Par le rescrit impérial du 12 septembre 1871, inspiré par le comte Hohenwart, nouvel et solennel engagement : « Ayant dans Notre mémoire la situation constitutionnelle indépendante de la couronne tchèque et ayant conscience de la gloire et de la puissance que cette couronne a apportées à Nous et à Nos ancêtres, Nous rappelant en outre la fidélité inébranlable avec laquelle la population des pays tchèques a appuyé à chaque moment Notre trône, Nous reconnaissons volontiers les droits de ce royaume et Nous sommes prêt à renouveler cette reconnaissance par Notre serment de couronnement. » Mais des influences magyares agirent sur l’Empereur ; Bismarck lit craindre à Beust le mécontentement de l’Allemagne et des Allemands d’Autriche. Sous cette double poussée, le compromis tchèque fut abandonné, et Hohenwart succomba comme succombera Badeni en 1897 pour avoir promulgué les fameuses « ordonnances bilingues. » Chaque fois qu’il s’agit de faire aux Slaves dans l’empire la part et la place auxquelles ils ont droit, la même coalition germano-magyare intervient : l’Empereur capitule.

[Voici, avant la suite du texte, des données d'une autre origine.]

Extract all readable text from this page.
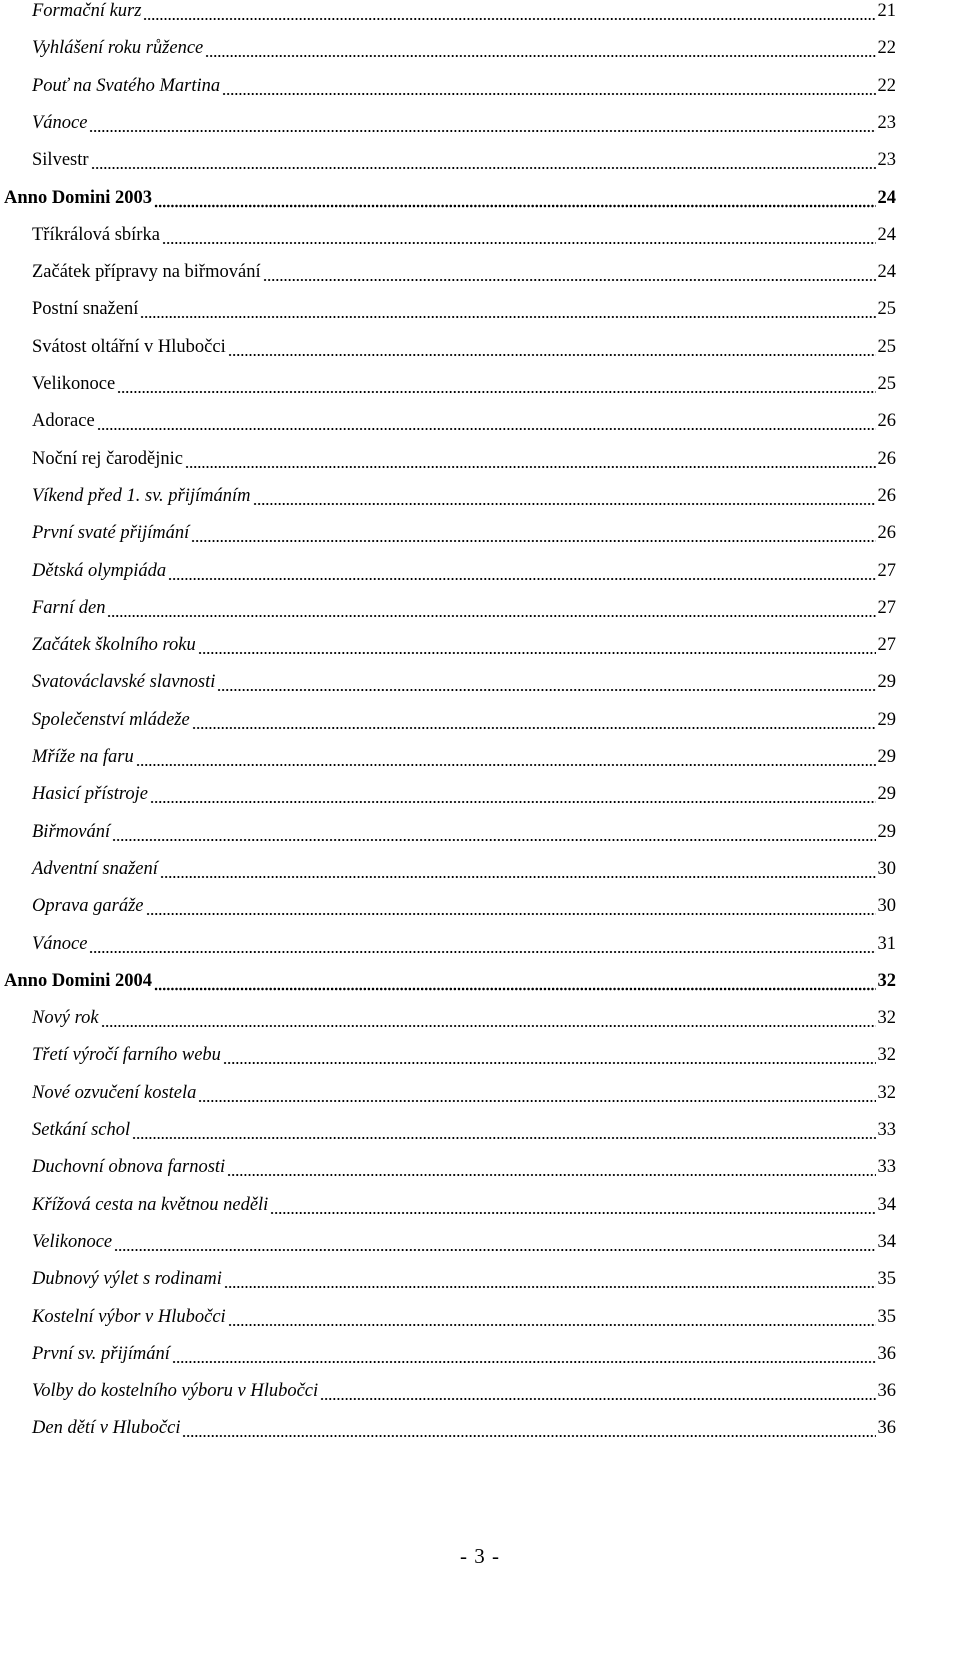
Formační kurz	21
Vyhlášení roku růžence	22
Pouť na Svatého Martina	22
Vánoce	23
Silvestr	23
Anno Domini 2003	24
Tříkrálová sbírka	24
Začátek přípravy na biřmování	24
Postní snažení	25
Svátost oltářní v Hlubočci	25
Velikonoce	25
Adorace	26
Noční rej čarodějnic	26
Víkend před 1. sv. přijímáním	26
První svaté přijímání	26
Dětská olympiáda	27
Farní den	27
Začátek školního roku	27
Svatováclavské slavnosti	29
Společenství mládeže	29
Mříže na faru	29
Hasicí přístroje	29
Biřmování	29
Adventní snažení	30
Oprava garáže	30
Vánoce	31
Anno Domini 2004	32
Nový rok	32
Třetí výročí farního webu	32
Nové ozvučení kostela	32
Setkání schol	33
Duchovní obnova farnosti	33
Křížová cesta na květnou neděli	34
Velikonoce	34
Dubnový výlet s rodinami	35
Kostelní výbor v Hlubočci	35
První sv. přijímání	36
Volby do kostelního výboru v Hlubočci	36
Den dětí v Hlubočci	36
- 3 -
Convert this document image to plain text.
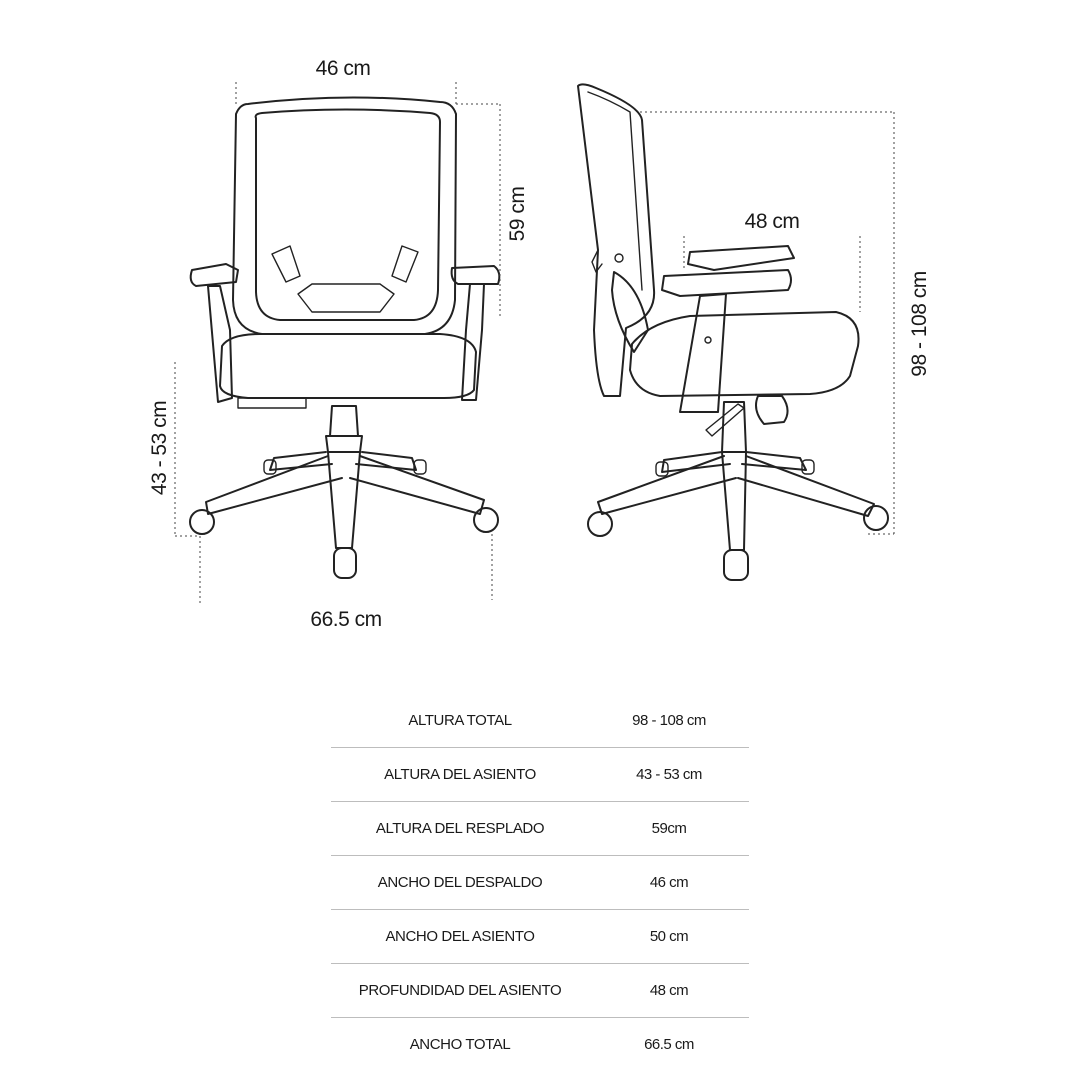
46 cm
59 cm
43 - 53 cm
66.5 cm
48 cm
98 - 108 cm
ALTURA TOTAL	98 - 108 cm
ALTURA DEL ASIENTO	43 - 53 cm
ALTURA DEL RESPLADO	59cm
ANCHO DEL DESPALDO	46 cm
ANCHO DEL ASIENTO	50 cm
PROFUNDIDAD DEL ASIENTO	48 cm
ANCHO TOTAL	66.5 cm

François-Joseph ne fut jamais couronné roi de Bohême dans la cathédrale du Hradschin ! On est tenté d’écrire ici le mot magnifique que Balzac, dans le Médecin de campagne, met dans la bouche du vieux soldat de Napoléon : « Ça manquait à sa parole trois fois par jour, et ça se disait des princes ! » Chaque fois que l’Empereur, oubliant ses promesses, trompa les espérances de la Bohême, il eut le cynisme de punir le mécontentement des Tchèques en faisant peser sur eux un régime odieux de terreur policière. On comprend, après de telles déceptions, quelle pouvait être parmi les Tchèques la popularité de François-Joseph. Il était pour eux un étranger qui les dédaignait, qui leur avait fait du mal, dont ils méprisaient la conduite privée et qui exigeait d’eux, par la force, la soumission à son autorité et l’oubli de leur glorieuse histoire.

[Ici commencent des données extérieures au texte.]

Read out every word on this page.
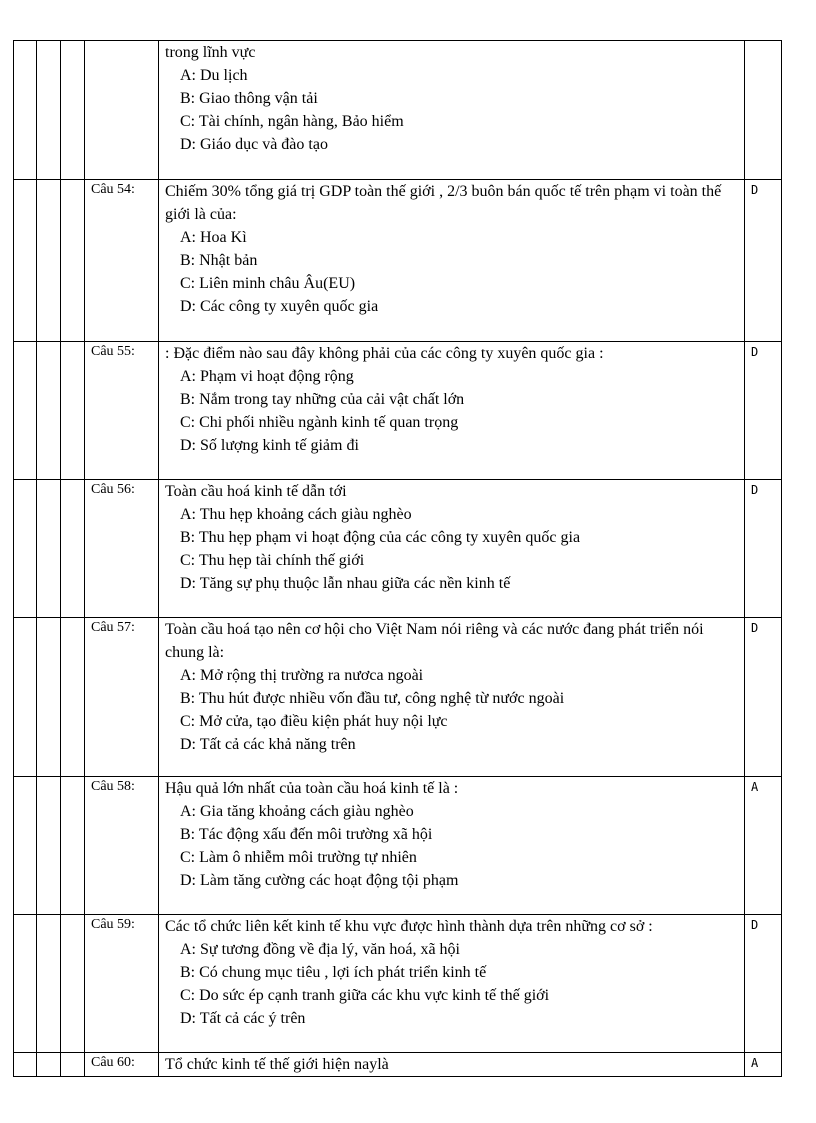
				trong lĩnh vực

A: Du lịch

B: Giao thông vận tải

C: Tài chính, ngân hàng, Bảo hiểm

D: Giáo dục và đào tạo	

			Câu 54:	Chiếm 30% tổng giá trị GDP toàn thế giới , 2/3 buôn bán quốc tế trên phạm vi toàn thế giới là của:

A: Hoa Kì

B: Nhật bản

C: Liên minh châu Âu(EU)

D: Các công ty xuyên quốc gia	D
			Câu 55:	: Đặc điểm nào sau đây không phải của các công ty xuyên quốc gia :

A: Phạm vi hoạt động rộng

B: Nắm trong tay những của cải vật chất lớn

C: Chi phối nhiều ngành kinh tế quan trọng

D: Số lượng kinh tế giảm đi	D
			Câu 56:	Toàn cầu hoá kinh tế dẫn tới

A: Thu hẹp khoảng cách giàu nghèo

B: Thu hẹp phạm vi hoạt động của các công ty xuyên quốc gia

C: Thu hẹp tài chính thế giới

D: Tăng sự phụ thuộc lẫn nhau giữa các nền kinh tế	D
			Câu 57:	Toàn cầu hoá tạo nên cơ hội cho Việt Nam nói riêng và các nước đang phát triển nói chung là:

A: Mở rộng thị trường ra nươca ngoài

B: Thu hút được nhiều vốn đầu tư, công nghệ từ nước ngoài

C: Mở cửa, tạo điều kiện phát huy nội lực

D: Tất cả các khả năng trên	D
			Câu 58:	Hậu quả lớn nhất của toàn cầu hoá kinh tế là :

A: Gia tăng khoảng cách giàu nghèo

B: Tác động xấu đến môi trường xã hội

C: Làm ô nhiễm môi trường tự nhiên

D: Làm tăng cường các hoạt động tội phạm	A
			Câu 59:	Các tổ chức liên kết kinh tế khu vực được hình thành dựa trên những cơ sở :

A: Sự tương đồng về địa lý, văn hoá, xã hội

B: Có chung mục tiêu , lợi ích phát triển kinh tế

C: Do sức ép cạnh tranh giữa các khu vực kinh tế thế giới

D: Tất cả các ý trên	D
			Câu 60:	Tổ chức kinh tế thế giới hiện naylà	A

Il serait psychologiquement exagéré de se représenter François-Joseph comme un ennemi des Slaves par principe et par réflexion ; il n’était pas l’homme d’un système, mais il était à la fois faible et dur, ce qui n’est pas contradictoire, et cédait facilement aux influences du dehors. Il ne connaissait pas, dans ses États, de nationalités, mais seulement des sujets envers lesquels il ne se croyait pas obligé de tenir les engagemens qu’il avait pu prendre, dès qu’il estimait que l’intérêt de la Couronne l’autorisait à y manquer. La conception d’un empire partagé entre deux races dominantes, l’Allemande d’un côté de la Leitha et la Magyare de l’autre, est proprement hongroise. C’est le Hongrois qui a besoin d’opprimer les autres races de la Transleithanie, s’il veut garder dans l’Empire une place beaucoup plus grande que celle à laquelle son importance numérique lui donnerait droit. Ce sont les hommes d’État hongrois, et particulièrement Andrassy, qui ont fait passer cette conception dans la politique de François-Joseph ; celui-ci n’a pas vu la dangereuse impasse dans laquelle ses conseillers magyars conduisaient la monarchie et la Maison de Habsbourg. C’est pour s’assurer l’appui des seuls Magyars que l’Empereur a sacrifié à leurs vengeances ces mêmes Croates et ces mêmes Serbes, ces mêmes Roumains de Transylvanie et ces mêmes Slovaques, qui avaient sauvé sa couronne, en 1849, des fureurs de la Hongrie révoltée. L’histoire dira que, durant tout ce long règne, les deux forces qui ont dominé et dirigé François-Joseph furent celles qui lui avaient porté les coups les plus durs et les plus retentissans : les Magyars, qui manquèrent détruire son trône en 1849, et les Hohenzollern, qui, en 1866, exclurent les Habsbourg des affaires allemandes.


III

L’histoire intérieure du règne de François-Joseph est éclairée et s’explique par les événemens extérieurs ; ce sont eux qui déterminent la politique de l’Empereur ; il est agi plus qu’il n’agit : « brillant second, » dira Guillaume II après la Conférence d’Algésiras, mais toujours « second » jusqu’à l’absorption complète par le grand premier rôle pendant la guerre actuelle. En résumant les grandes phases de ces soixante-sept années si pleines d’événemens, nous chercherons seulement à montrer l’action des événemens sur François-Joseph et sa propre réaction sur les événemens.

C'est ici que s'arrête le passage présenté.